In Niger, the cholera epidemic has now spread throughout the country.
The death toll is rising and contact cases are increasing exponentially. Since yesterday, the country has recorded a new toll of 35 people who have died of cholera and 845 cases of contamination according to the country’s health authorities.
Faced with this rapid spread of the disease “teams of free care for all cases of disease are positioned in different sites,” said Niger’s Minister of Public Health, Dr. Idi Illiassou Maïnassara.
The capital Niamey, affected in turn, is hosting two isolation sites for children and adults affected by cholera.

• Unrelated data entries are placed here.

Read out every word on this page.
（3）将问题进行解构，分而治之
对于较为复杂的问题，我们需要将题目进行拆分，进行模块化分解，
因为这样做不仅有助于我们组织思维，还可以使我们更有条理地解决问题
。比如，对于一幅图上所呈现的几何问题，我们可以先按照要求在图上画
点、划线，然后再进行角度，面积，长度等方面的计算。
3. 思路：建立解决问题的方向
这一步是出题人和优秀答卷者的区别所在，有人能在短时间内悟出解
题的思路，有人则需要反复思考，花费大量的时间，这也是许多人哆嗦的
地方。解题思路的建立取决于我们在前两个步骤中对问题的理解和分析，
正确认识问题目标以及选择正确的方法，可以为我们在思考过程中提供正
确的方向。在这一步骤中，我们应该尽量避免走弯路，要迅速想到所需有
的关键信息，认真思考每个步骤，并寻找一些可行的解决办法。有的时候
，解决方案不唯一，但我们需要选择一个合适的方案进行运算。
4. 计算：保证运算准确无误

The health authorities are also sensitising the population to respect the rules of hygiene, especially after the heavy rains of the last few days.
For its part, the World Health Organisation (WHO) has donated medicines and equipment worth over 172 million CFA francs to help Niger control the disease.

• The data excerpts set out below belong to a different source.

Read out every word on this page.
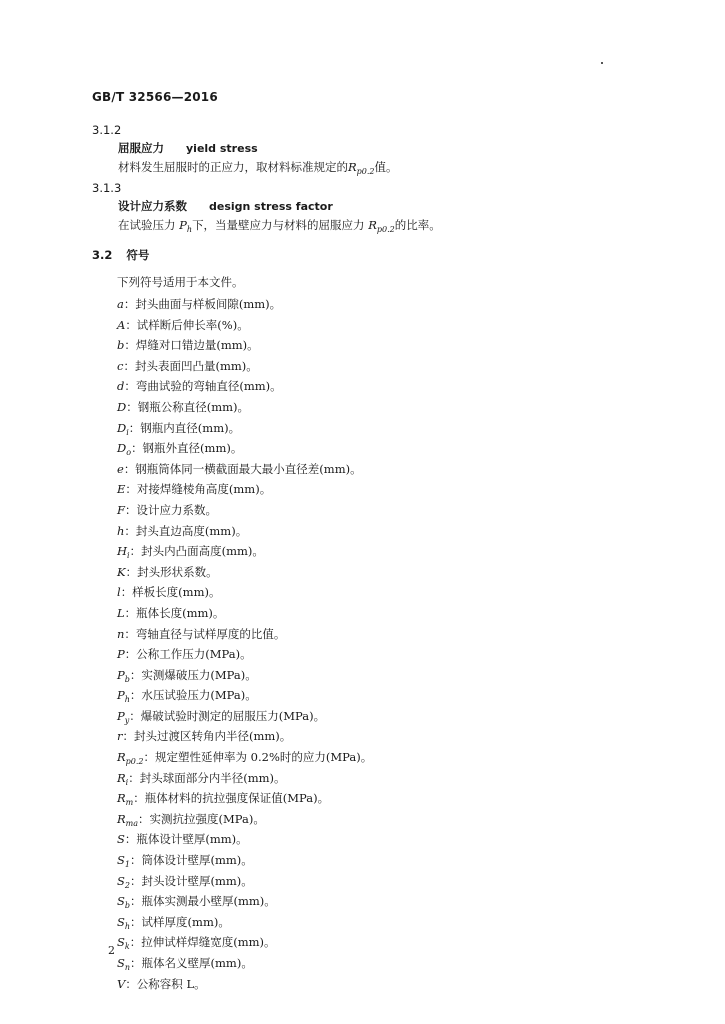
GB/T 32566—2016
3.1.2
屈服应力 yield stress
材料发生屈服时的正应力，取材料标准规定的$R_{p0.2}$值。
3.1.3
设计应力系数 design stress factor
在试验压力 $P_h$下，当量壁应力与材料的屈服应力 $R_{p0.2}$的比率。
3.2 符号
下列符号适用于本文件。
a：封头曲面与样板间隙(mm)。
A：试样断后伸长率(%)。
b：焊缝对口错边量(mm)。
c：封头表面凹凸量(mm)。
d：弯曲试验的弯轴直径(mm)。
D：钢瓶公称直径(mm)。
$D_i$：钢瓶内直径(mm)。
$D_o$：钢瓶外直径(mm)。
e：钢瓶筒体同一横截面最大最小直径差(mm)。
E：对接焊缝棱角高度(mm)。
F：设计应力系数。
h：封头直边高度(mm)。
$H_i$：封头内凸面高度(mm)。
K：封头形状系数。
l：样板长度(mm)。
L：瓶体长度(mm)。
n：弯轴直径与试样厚度的比值。
P：公称工作压力(MPa)。
$P_b$：实测爆破压力(MPa)。
$P_h$：水压试验压力(MPa)。
$P_y$：爆破试验时测定的屈服压力(MPa)。
r：封头过渡区转角内半径(mm)。
$R_{p0.2}$：规定塑性延伸率为 0.2%时的应力(MPa)。
$R_i$：封头球面部分内半径(mm)。
$R_m$：瓶体材料的抗拉强度保证值(MPa)。
$R_{ma}$：实测抗拉强度(MPa)。
S：瓶体设计壁厚(mm)。
$S_1$：筒体设计壁厚(mm)。
$S_2$：封头设计壁厚(mm)。
$S_b$：瓶体实测最小壁厚(mm)。
$S_h$：试样厚度(mm)。
$S_k$：拉伸试样焊缝宽度(mm)。
$S_n$：瓶体名义壁厚(mm)。
V：公称容积 L。
2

The donation includes adapted beds, plastic buckets, treatment sheets, notebooks, pens and consultation registers, lamps, water tanks and rolls of plastic sheeting for treatment centres.
On 9 August, the Minister of Health announced the first cases in the regions of Maradi (south-east), Zinder (centre-south) and Dosso (south-west). These regions border neighbouring Nigeria, where the epidemic has been raging for several months.
In 2018, Niger was already hit by a cholera epidemic which had caused 78 deaths out of 3,824 recorded cases.